Riska tersenyum malu namun, entah kenapa jantungnya sudah tak berdegub seperti dulu.

"Makasih udah datang ya."

"Sama-sama. Oh iya kenalin nih istrinya yang punya acara." Zaki memperkenalkan sekilas pada teman-temannya di meja.

"Istrinya? Cucunya kali." timpal seorang bapak-bapak selepas menyalami Riska.

"Oh. Iya ini dokter yang selama ini ngerawat pak Dewo." Zaki menunjuk seseorang yang baru saja meralatnya sebagai cucu.

"Istrinya Fathir ya?" tanya bapak tersebut meyakinkan diri.

Riska hanya mengangguk dan tersenyum sopan.

"Wah maaf ya dokter Ryo, saya kira tadi pacarnya," bisik pak dokter ke telinga Zaki yang jelas-jelas masih terdengar dari tempat Riska berdiri.

"Maaf saya tinggal dulu ya," pamit Riska kemudian yang dianggukki dengan ramah oleh para tamu di meja Zaki. Padahal ia masih ingin bicara beberapa hal, ah sudahlah mungkin nanti selepas acara dia bisa ngobrol sebentar.

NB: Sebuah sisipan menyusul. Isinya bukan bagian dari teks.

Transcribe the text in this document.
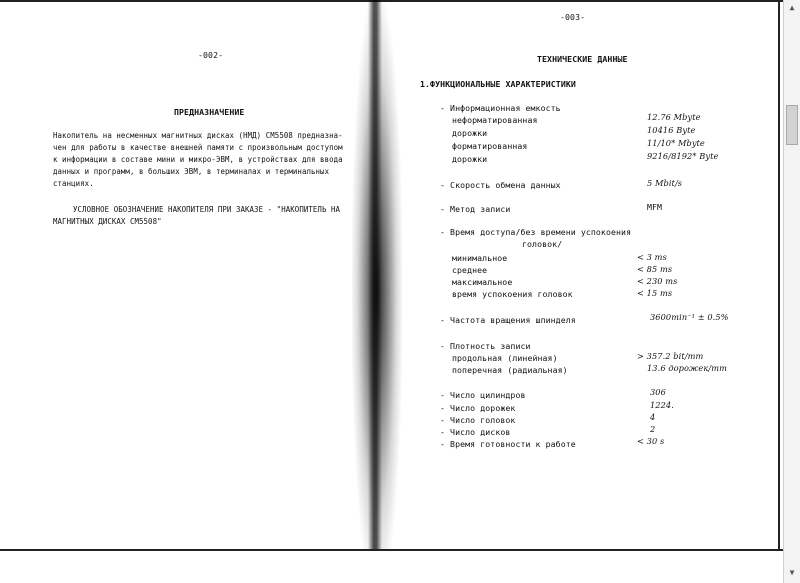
-002-
ПРЕДНАЗНАЧЕНИЕ
Накопитель на несменных магнитных дисках (НМД) СМ5508 предназна-
чен для работы в качестве внешней памяти с произвольным доступом
к информации в составе мини и микро-ЭВМ, в устройствах для ввода
данных и программ, в больших ЭВМ, в терминалах и терминальных
станциях.
УСЛОВНОЕ ОБОЗНАЧЕНИЕ НАКОПИТЕЛЯ ПРИ ЗАКАЗЕ - "НАКОПИТЕЛЬ НА
МАГНИТНЫХ ДИСКАХ СМ5508"
-003-
ТЕХНИЧЕСКИЕ ДАННЫЕ
1.ФУНКЦИОНАЛЬНЫЕ ХАРАКТЕРИСТИКИ
- Информационная емкость
неформатированная	12.76 Mbyte
дорожки	10416 Byte
форматированная	11/10* Mbyte
дорожки	9216/8192* Byte
- Скорость обмена данных	5 Mbit/s
- Метод записи	MFM
- Время доступа/без времени успокоения
головок/
минимальное	< 3 ms
среднее	< 85 ms
максимальное	< 230 ms
время успокоения головок	< 15 ms
- Частота вращения шпинделя	3600min⁻¹ ± 0.5%
- Плотность записи
продольная (линейная)	> 357.2 bit/mm
поперечная (радиальная)	13.6 дорожек/mm
- Число цилиндров	306
- Число дорожек	1224.
- Число головок	4
- Число дисков	2
- Время готовности к работе	< 30 s
▲
▼
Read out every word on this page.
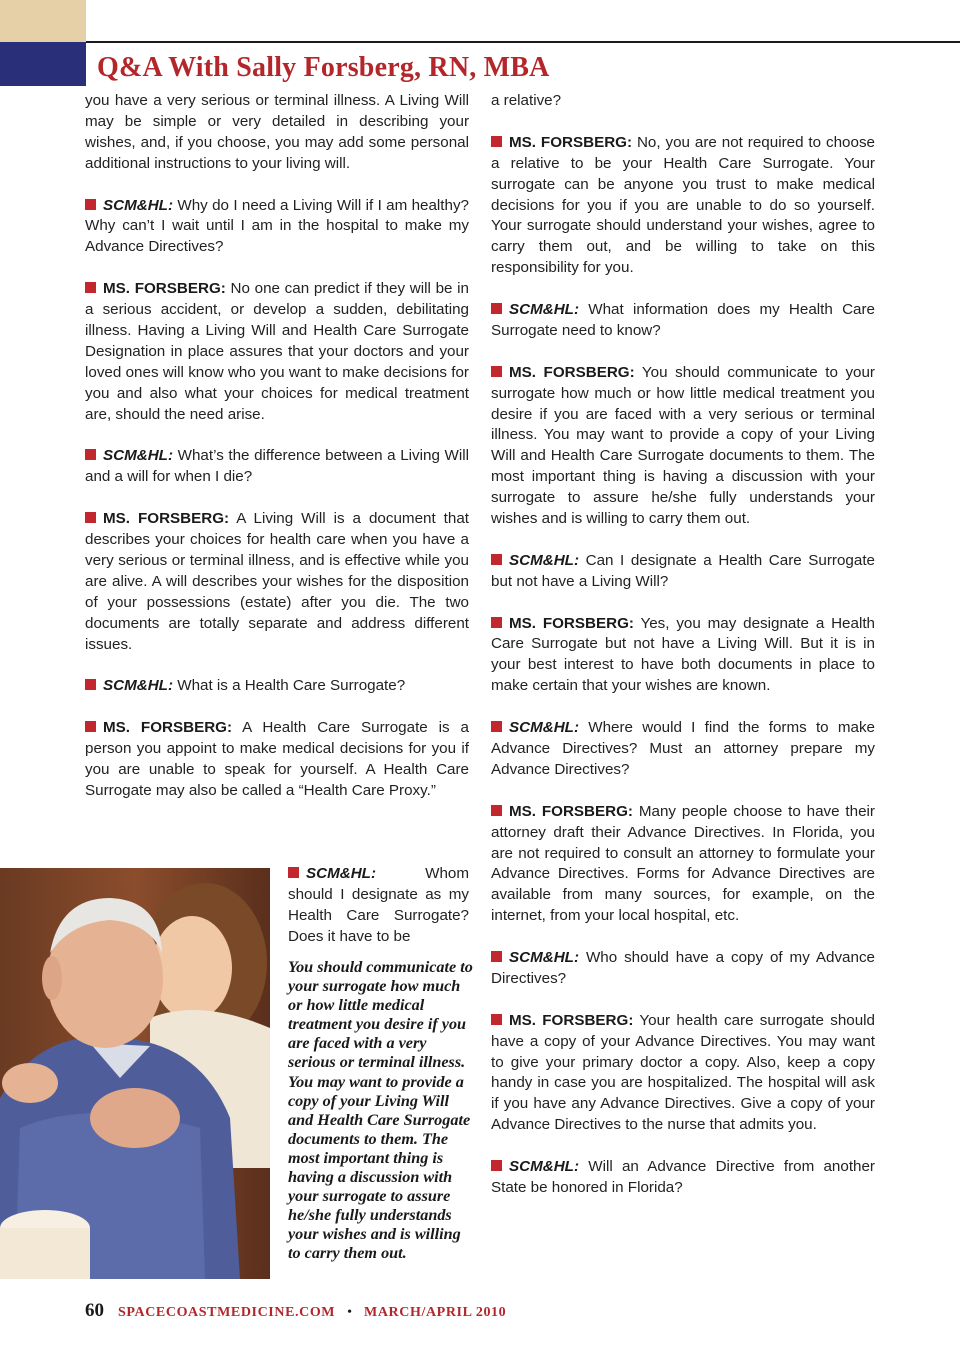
Q&A With Sally Forsberg, RN, MBA

you have a very serious or terminal illness. A Living Will may be simple or very detailed in describing your wishes, and, if you choose, you may add some personal additional instructions to your living will.

SCM&HL: Why do I need a Living Will if I am healthy? Why can’t I wait until I am in the hospital to make my Advance Directives?

MS. FORSBERG: No one can predict if they will be in a serious accident, or develop a sudden, debilitating illness. Having a Living Will and Health Care Surrogate Designation in place assures that your doctors and your loved ones will know who you want to make decisions for you and also what your choices for medical treatment are, should the need arise.

SCM&HL: What’s the difference between a Living Will and a will for when I die?

MS. FORSBERG: A Living Will is a document that describes your choices for health care when you have a very serious or terminal illness, and is effective while you are alive. A will describes your wishes for the disposition of your possessions (estate) after you die. The two documents are totally separate and address different issues.

SCM&HL: What is a Health Care Surrogate?

MS. FORSBERG: A Health Care Surrogate is a person you appoint to make medical decisions for you if you are unable to speak for yourself. A Health Care Surrogate may also be called a “Health Care Proxy.”

a relative?

MS. FORSBERG: No, you are not required to choose a relative to be your Health Care Surrogate. Your surrogate can be anyone you trust to make medical decisions for you if you are unable to do so yourself. Your surrogate should understand your wishes, agree to carry them out, and be willing to take on this responsibility for you.

SCM&HL: What information does my Health Care Surrogate need to know?

MS. FORSBERG: You should communicate to your surrogate how much or how little medical treatment you desire if you are faced with a very serious or terminal illness. You may want to provide a copy of your Living Will and Health Care Surrogate documents to them. The most important thing is having a discussion with your surrogate to assure he/she fully understands your wishes and is willing to carry them out.

SCM&HL: Can I designate a Health Care Surrogate but not have a Living Will?

MS. FORSBERG: Yes, you may designate a Health Care Surrogate but not have a Living Will. But it is in your best interest to have both documents in place to make certain that your wishes are known.

SCM&HL: Where would I find the forms to make Advance Directives? Must an attorney prepare my Advance Directives?

MS. FORSBERG: Many people choose to have their attorney draft their Advance Directives. In Florida, you are not required to consult an attorney to formulate your Advance Directives. Forms for Advance Directives are available from many sources, for example, on the internet, from your local hospital, etc.

SCM&HL: Who should have a copy of my Advance Directives?

MS. FORSBERG: Your health care surrogate should have a copy of your Advance Directives. You may want to give your primary doctor a copy. Also, keep a copy handy in case you are hospitalized. The hospital will ask if you have any Advance Directives. Give a copy of your Advance Directives to the nurse that admits you.

SCM&HL: Will an Advance Directive from another State be honored in Florida?

SCM&HL: Whom should I designate as my Health Care Surrogate? Does it have to be

You should communicate to your surrogate how much or how little medical treatment you desire if you are faced with a very serious or terminal illness. You may want to provide a copy of your Living Will and Health Care Surrogate documents to them. The most important thing is having a discussion with your surrogate to assure he/she fully understands your wishes and is willing to carry them out.

60 SPACECOASTMEDICINE.COM • MARCH/APRIL 2010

"Nik," maminya berseru tertahan sembari memberi isyarat untuk menghampiri meja mereka. Dari meja tersebut, dua di depannya tampak Jeje yang tahu-tahu menoleh ke arahnya. Perempuan itu tersenyum sekilas lalu berbisik ke telinga Fathir. Di meja yang berisi orang-orang penting pemegang saham dan sekaligus rekan bisnis keluarga Anggawarsito——begitulah yang dipikirkan Riska, Jeje tampak berbicara begitu antusias pada lelaki di sampingnya, Fathir pun menanggapinya dengan sesekali tersenyum. Riska tak tahan melihatnya. Tak tahan karena mereka memang tampak pantas seperti pasangan yang sesungguhnya.